Bouchouras Georgios, Sofianidis Georgios, Kotis Konstantinos
Rehabilitation, School of Health Sciences, Metropolitan College, Thessaloniki, GRC.
Cultural Technology and Communication, Intelligent Systems Lab, University of the Aegean, Mytilene, GRC.
Cureus. 2024 Dec 27;16(12):e76496. doi: 10.7759/cureus.76496. eCollection 2024 Dec.
Attention-deficit/hyperactivity disorder (ADHD) is a prevalent neurodevelopmental condition marked by movement hyperactivity, often persisting into adulthood. Understanding the movement patterns associated with ADHD is crucial for improving diagnostic precision and tailoring interventions. This study leverages the HYPERAKTIV dataset, which includes high-resolution temporal data on motor activity from people diagnosed with ADHD. We used the isolation forest algorithm to detect anomalies in activity data, followed by the development of a recurrent neural network (RNN) model to predict these anomalies over time. The RNN model demonstrated high predictive accuracy, with a mean accuracy of 0.953 and a mean loss of 0.124 for participants with ADHD. These findings suggest that machine learning techniques, particularly RNNs, can effectively identify and predict anomalies in temporal motor activity data, offering objective insights into ADHD-related movement behaviors. This approach is promising for informing personalized interventions and improving clinical decision-making in the management of ADHD.

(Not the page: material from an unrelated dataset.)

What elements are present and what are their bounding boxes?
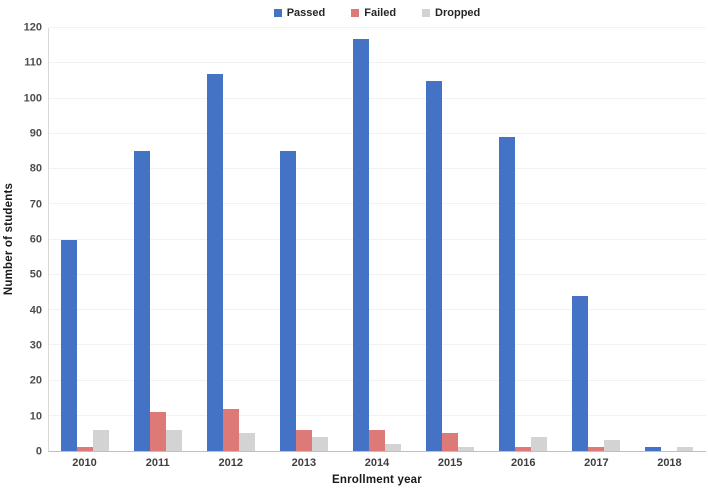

注意力缺陷/多动障碍(ADHD)是一种常见的神经发育疾病,其特征为多动,这种症状往往会持续到成年期。了解与ADHD相关的运动模式对于提高诊断准确性和制定针对性干预措施至关重要。本研究利用了HYPERAKTIV数据集,该数据集包含了被诊断为ADHD的人群的高分辨率运动活动时间数据。我们使用孤立森林算法来检测活动数据中的异常,随后开发了一个循环神经网络(RNN)模型来预测这些异常随时间的变化。RNN模型显示出较高的预测准确率,ADHD参与者的平均准确率为0.953,平均损失为0.124。这些发现表明,机器学习技术,尤其是RNN,可以有效地识别和预测时间性运动活动数据中的异常,为与ADHD相关的运动行为提供客观见解。这种方法有望为ADHD管理中的个性化干预提供依据,并改善临床决策。